Owner Elie Boueri -- whose father was among the first to bring food to the charming area with Joseph's Wine Bar and Cafe five years ago -- quietly opened Bistro 241 in early December. Named for the address, it's a more casual extension of Joseph's, whose tiny space offers continental cuisine with a hint of Middle Eastern influences, and a well-equipped wine menu of more than 300 selections.
At Bistro 241, the menu focuses on "cuisine du marché," a French phrase that roughly translates to "cooking from the market," a kitchen where the chef buys what is needed fresh daily.
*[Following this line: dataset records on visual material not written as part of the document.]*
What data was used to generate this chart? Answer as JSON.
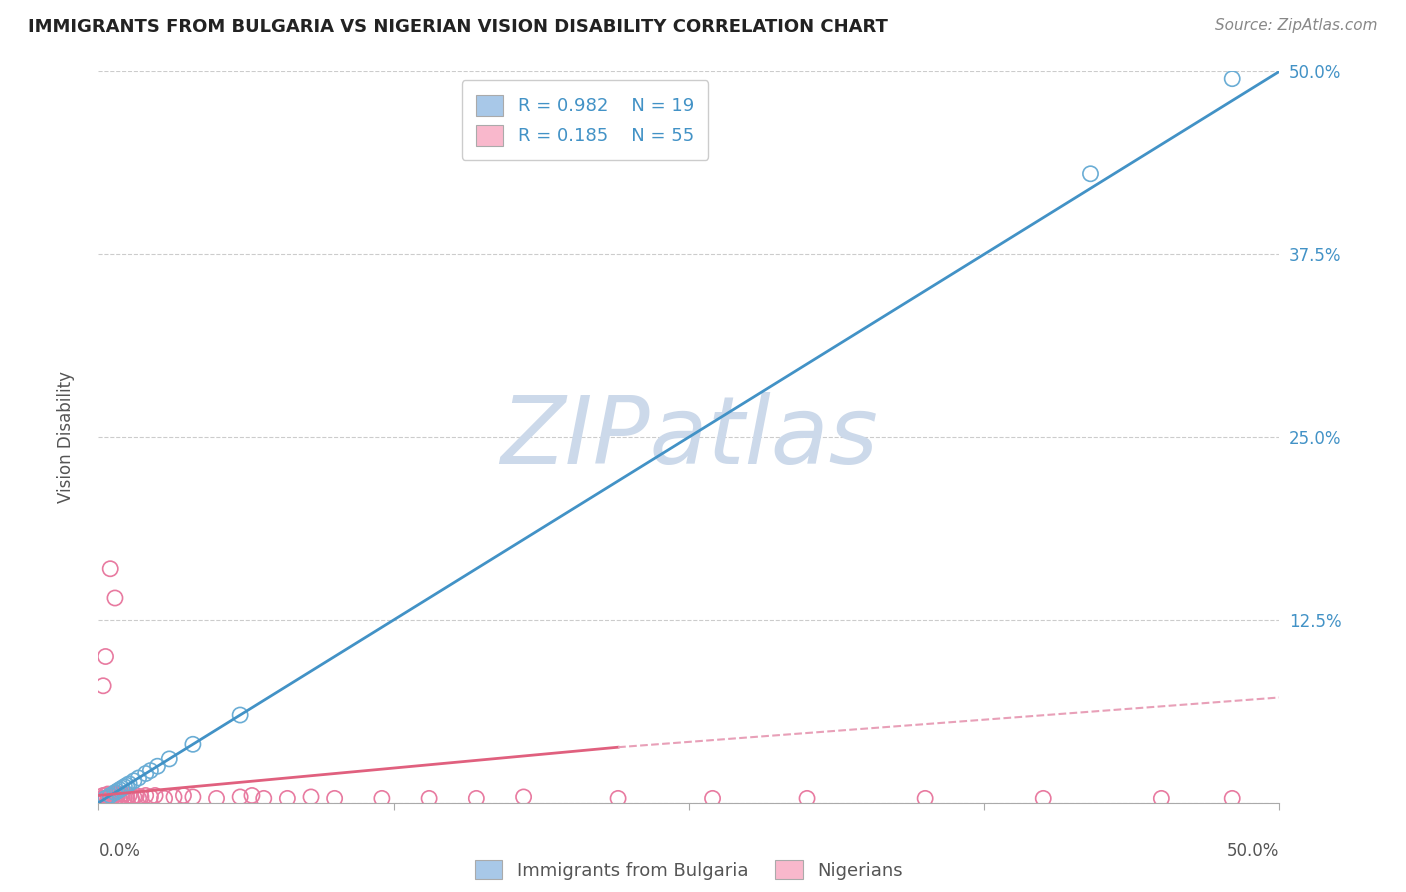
{
  "title": "IMMIGRANTS FROM BULGARIA VS NIGERIAN VISION DISABILITY CORRELATION CHART",
  "source": "Source: ZipAtlas.com",
  "ylabel": "Vision Disability",
  "x_min": 0.0,
  "x_max": 0.5,
  "y_min": 0.0,
  "y_max": 0.5,
  "y_ticks": [
    0.0,
    0.125,
    0.25,
    0.375,
    0.5
  ],
  "y_tick_labels": [
    "",
    "12.5%",
    "25.0%",
    "37.5%",
    "50.0%"
  ],
  "legend_r1": "R = 0.982",
  "legend_n1": "N = 19",
  "legend_r2": "R = 0.185",
  "legend_n2": "N = 55",
  "blue_color": "#a8c8e8",
  "blue_edge_color": "#6aadd5",
  "blue_line_color": "#4292c6",
  "pink_color": "#f9b8cc",
  "pink_edge_color": "#e87aa0",
  "pink_line_color": "#e0607e",
  "pink_dash_color": "#e8a0b8",
  "watermark_color": "#ccd9ea",
  "watermark_text": "ZIPatlas",
  "blue_scatter_x": [
    0.003,
    0.005,
    0.007,
    0.008,
    0.009,
    0.01,
    0.011,
    0.012,
    0.013,
    0.015,
    0.017,
    0.02,
    0.022,
    0.025,
    0.03,
    0.04,
    0.06,
    0.42,
    0.48
  ],
  "blue_scatter_y": [
    0.003,
    0.005,
    0.007,
    0.008,
    0.009,
    0.01,
    0.011,
    0.012,
    0.013,
    0.015,
    0.017,
    0.02,
    0.022,
    0.025,
    0.03,
    0.04,
    0.06,
    0.43,
    0.495
  ],
  "pink_scatter_x": [
    0.001,
    0.002,
    0.002,
    0.003,
    0.003,
    0.004,
    0.004,
    0.005,
    0.005,
    0.006,
    0.006,
    0.007,
    0.007,
    0.008,
    0.008,
    0.009,
    0.01,
    0.01,
    0.011,
    0.012,
    0.013,
    0.014,
    0.015,
    0.016,
    0.017,
    0.018,
    0.02,
    0.022,
    0.024,
    0.028,
    0.032,
    0.036,
    0.04,
    0.05,
    0.06,
    0.065,
    0.07,
    0.08,
    0.09,
    0.1,
    0.12,
    0.14,
    0.16,
    0.18,
    0.22,
    0.26,
    0.3,
    0.35,
    0.4,
    0.45,
    0.48,
    0.002,
    0.003,
    0.005,
    0.007
  ],
  "pink_scatter_y": [
    0.002,
    0.003,
    0.005,
    0.003,
    0.005,
    0.004,
    0.006,
    0.003,
    0.005,
    0.004,
    0.006,
    0.003,
    0.005,
    0.004,
    0.006,
    0.003,
    0.004,
    0.006,
    0.003,
    0.004,
    0.005,
    0.003,
    0.004,
    0.005,
    0.003,
    0.004,
    0.005,
    0.004,
    0.005,
    0.003,
    0.004,
    0.005,
    0.004,
    0.003,
    0.004,
    0.005,
    0.003,
    0.003,
    0.004,
    0.003,
    0.003,
    0.003,
    0.003,
    0.004,
    0.003,
    0.003,
    0.003,
    0.003,
    0.003,
    0.003,
    0.003,
    0.08,
    0.1,
    0.16,
    0.14
  ],
  "blue_line_x": [
    0.0,
    0.5
  ],
  "blue_line_y": [
    0.0,
    0.5
  ],
  "pink_solid_line_x": [
    0.0,
    0.22
  ],
  "pink_solid_line_y": [
    0.005,
    0.038
  ],
  "pink_dash_line_x": [
    0.22,
    0.5
  ],
  "pink_dash_line_y": [
    0.038,
    0.072
  ],
  "background_color": "#ffffff",
  "grid_color": "#cccccc",
  "label1": "Immigrants from Bulgaria",
  "label2": "Nigerians"
}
With South Florida's myriad farms, local fisherman and wealth of independent markets, it's a concept that seems doable -- even if hard to execute.
Bistro 241 makes it possible by utilizing plenty of locally-grown, seasonal veggies, a series of small and main plates that focus on traditional, home-style comfort foods that -- like Joseph's -- have a certain Mediterranean twist ($10-$15).
Starter plates are a mix of old and new, from everyone's favorite calamari to an array of colorful salads -- each given a small tweak ($10 - $16). The Maryland crab cake martini, for example, is served with a rosemary and honey infused Greek yogurt and a layer of shaved cucumber "spaghetti," while a foie gras mousse is stuffed into tempura-fried squash blossoms, sounding decadent with toasted pine nuts and truffle shavings for garnish. A simpler dish: the short rib bolognese made with an a la minute sauce and topped with house-made whipped ricotta cheese.
Main plates are on the pricey side ($24 - $34), but it's what you get that counts. Expect dishes with plenty of color and flavor. Take the Atlantic salmon, served with a rainbow of vegetables -- there's a lemon hummus, rapini, and tomato-cucumber salad dressed in lemon-herb vinaigrette. The 14-ounce porterhouse pork chop is given an even more detailed sideline, with sweet potato puree, braised swiss chard and applewood smoked bacon, caramelized onion and peaches with roasted red grape glaze.
Bistro's 2,400-square-foot interior space is split between dining room and white marble-topped bar. The decor is simple and comfortable, with pillowy-soft velveteen-covered chairs and oversized red leather bar seats. Floor to ceiling windows run the length of one wall, looking out over a narrow walkway where the Boueri's make room for outdoor seating.
"[My family] was among the first to invest in this area, and we're happy to see it grow," said Boueri, whose entire family -- including mother and sister -- help to run both restaurants. "Bistro 241 is exactly what the area needed: a lunch and dinner spot with great food, good wine and a modern look."